Abel especially appreciates the healthful aspects of fruit shrubs. “To make my shrubs, I use a vinegar with a live mother. That mother breaks down the sugar in the shrub, and when you drink it, helps break down the sugar in your gut.”

Mother of vinegar is the bacteria culture that turns cider, wine and other liquids into vinegar.

Abel makes shrubs all year with whatever is in season — peaches, persimmon or in fall, a mixture of apples with cinnamon and nutmeg. He’s even made shrubs with the fruit of sumac shrubs.

Abel has established Ups and Downs Farm in 2010. He appropriated the farm name from his stepfather because he says you have to appreciate the downs in life because that’s what creates the ups. “You wouldn’t know what a nice day is like if you didn’t have to deal with a cold, snowy day. I think they’re both enjoyable and equally valuable.”

Prickly Pear Shrub

Making a shrub is an easy way to preserve fruits and vegetables. In this case, the bright purple color is as refreshing as the bright tart/sweet taste.

1 pound prickly pear fruits, peeled and roughly chopped (yields about 2 cups fruit)

1/2 cup water

1/2 cup apple cider vinegar

1/2 cup agave syrup

Using tongs to hold fruit, cut thin slice off top and bottom. Stand fruit on one cut end, and holding the top cut end, slice down the sides to remove peel. Roughly chop fruit and put in a heatproof glass container.

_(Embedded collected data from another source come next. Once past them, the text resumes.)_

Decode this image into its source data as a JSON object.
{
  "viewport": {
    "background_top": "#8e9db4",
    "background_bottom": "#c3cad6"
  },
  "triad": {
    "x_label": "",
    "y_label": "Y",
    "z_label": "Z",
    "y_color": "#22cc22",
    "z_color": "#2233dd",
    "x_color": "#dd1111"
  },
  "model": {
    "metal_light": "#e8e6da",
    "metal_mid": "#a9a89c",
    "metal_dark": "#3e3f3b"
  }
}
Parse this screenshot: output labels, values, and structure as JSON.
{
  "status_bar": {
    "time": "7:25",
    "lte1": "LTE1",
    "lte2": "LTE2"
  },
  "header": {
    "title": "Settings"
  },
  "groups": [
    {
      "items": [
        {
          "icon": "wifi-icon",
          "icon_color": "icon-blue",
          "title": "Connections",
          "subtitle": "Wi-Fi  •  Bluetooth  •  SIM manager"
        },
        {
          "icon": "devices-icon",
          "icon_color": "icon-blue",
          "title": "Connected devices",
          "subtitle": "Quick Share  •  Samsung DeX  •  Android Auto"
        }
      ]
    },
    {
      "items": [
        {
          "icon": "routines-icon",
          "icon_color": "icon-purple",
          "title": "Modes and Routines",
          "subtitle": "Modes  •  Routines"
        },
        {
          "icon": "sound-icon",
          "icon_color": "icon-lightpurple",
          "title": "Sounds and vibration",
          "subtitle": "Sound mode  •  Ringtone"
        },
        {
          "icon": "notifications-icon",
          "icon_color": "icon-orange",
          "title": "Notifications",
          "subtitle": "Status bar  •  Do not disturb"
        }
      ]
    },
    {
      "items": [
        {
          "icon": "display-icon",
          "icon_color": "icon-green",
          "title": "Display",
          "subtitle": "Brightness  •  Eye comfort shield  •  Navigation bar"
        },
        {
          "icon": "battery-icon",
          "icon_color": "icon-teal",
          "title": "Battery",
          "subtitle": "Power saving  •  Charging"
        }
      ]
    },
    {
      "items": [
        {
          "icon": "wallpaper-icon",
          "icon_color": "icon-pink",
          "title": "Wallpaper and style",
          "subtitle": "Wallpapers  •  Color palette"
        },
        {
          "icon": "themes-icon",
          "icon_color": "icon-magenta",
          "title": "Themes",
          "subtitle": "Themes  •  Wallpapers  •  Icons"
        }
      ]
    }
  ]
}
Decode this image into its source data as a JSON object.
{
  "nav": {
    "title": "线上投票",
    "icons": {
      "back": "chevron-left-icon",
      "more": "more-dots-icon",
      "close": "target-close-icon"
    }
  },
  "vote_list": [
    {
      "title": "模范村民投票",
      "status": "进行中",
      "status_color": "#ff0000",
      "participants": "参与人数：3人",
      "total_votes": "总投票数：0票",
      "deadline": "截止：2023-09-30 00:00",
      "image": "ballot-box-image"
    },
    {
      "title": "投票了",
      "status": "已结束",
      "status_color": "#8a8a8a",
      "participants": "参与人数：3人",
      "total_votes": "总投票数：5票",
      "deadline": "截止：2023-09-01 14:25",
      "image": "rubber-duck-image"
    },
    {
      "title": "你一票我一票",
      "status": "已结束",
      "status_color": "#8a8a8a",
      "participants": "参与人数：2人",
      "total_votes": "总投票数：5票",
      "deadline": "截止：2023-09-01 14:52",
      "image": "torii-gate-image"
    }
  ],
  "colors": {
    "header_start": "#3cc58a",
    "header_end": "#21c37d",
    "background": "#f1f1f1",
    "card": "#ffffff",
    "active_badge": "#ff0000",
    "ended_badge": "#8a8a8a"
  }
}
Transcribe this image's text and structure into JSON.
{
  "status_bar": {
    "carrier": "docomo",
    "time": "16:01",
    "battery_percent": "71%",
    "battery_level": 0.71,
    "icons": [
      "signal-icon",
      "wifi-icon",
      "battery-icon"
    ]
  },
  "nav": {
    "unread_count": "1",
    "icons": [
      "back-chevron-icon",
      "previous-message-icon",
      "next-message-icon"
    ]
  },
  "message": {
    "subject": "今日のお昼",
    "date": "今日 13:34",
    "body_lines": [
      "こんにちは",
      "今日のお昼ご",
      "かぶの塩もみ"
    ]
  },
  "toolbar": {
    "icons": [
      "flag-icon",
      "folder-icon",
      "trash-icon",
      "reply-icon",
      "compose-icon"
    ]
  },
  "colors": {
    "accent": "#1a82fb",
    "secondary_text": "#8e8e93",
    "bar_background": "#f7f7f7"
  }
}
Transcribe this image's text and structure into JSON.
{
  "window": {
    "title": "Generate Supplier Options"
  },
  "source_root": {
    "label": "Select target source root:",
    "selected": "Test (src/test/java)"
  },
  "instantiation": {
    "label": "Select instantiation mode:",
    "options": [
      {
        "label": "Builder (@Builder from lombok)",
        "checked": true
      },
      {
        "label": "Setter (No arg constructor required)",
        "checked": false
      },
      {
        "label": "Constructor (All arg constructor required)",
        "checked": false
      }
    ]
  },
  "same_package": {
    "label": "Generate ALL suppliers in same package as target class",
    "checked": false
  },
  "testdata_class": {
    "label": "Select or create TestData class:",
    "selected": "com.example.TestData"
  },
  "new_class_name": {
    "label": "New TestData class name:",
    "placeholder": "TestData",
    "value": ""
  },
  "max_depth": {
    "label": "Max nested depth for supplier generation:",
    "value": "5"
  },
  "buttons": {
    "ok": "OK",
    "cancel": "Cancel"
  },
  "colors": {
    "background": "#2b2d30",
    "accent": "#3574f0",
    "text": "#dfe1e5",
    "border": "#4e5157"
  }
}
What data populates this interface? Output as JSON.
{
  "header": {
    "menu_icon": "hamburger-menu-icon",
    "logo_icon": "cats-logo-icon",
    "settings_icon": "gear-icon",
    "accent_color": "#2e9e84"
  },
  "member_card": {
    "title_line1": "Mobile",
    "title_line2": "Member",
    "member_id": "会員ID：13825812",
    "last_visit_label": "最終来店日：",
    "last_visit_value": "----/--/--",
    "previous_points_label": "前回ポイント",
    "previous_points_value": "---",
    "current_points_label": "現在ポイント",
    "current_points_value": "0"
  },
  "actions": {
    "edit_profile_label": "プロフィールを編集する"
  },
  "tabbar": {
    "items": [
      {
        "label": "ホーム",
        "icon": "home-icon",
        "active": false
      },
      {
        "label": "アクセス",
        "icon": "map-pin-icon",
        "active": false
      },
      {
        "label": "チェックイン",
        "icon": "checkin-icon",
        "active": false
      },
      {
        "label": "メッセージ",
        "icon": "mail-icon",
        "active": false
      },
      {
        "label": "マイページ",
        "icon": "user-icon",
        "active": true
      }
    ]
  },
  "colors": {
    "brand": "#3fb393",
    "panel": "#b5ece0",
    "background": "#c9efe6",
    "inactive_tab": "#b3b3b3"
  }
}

In another heatproof container, combine water, vinegar and agave syrup. Microwave 2 minutes. Carefully remove from microwave and pour over chopped fruit. Allow to steep at least 2 hours. May steep up to 1 day.

Drain fruit and vinegar mixture through a strainer into a glass jar. Press down on solids to extract all juice. Discard solids and refrigerate shrub up to 1 month. To use, mix shrub with water or club soda to taste. Makes: 1 3/4 cups

Per 2-tablespoon serving: 27 calories (percent of calories from fat, 5), trace protein, 6 grams carbohydrates, 1 gram fiber, trace fat (no saturated fat), no cholesterol, 2 milligrams sodium.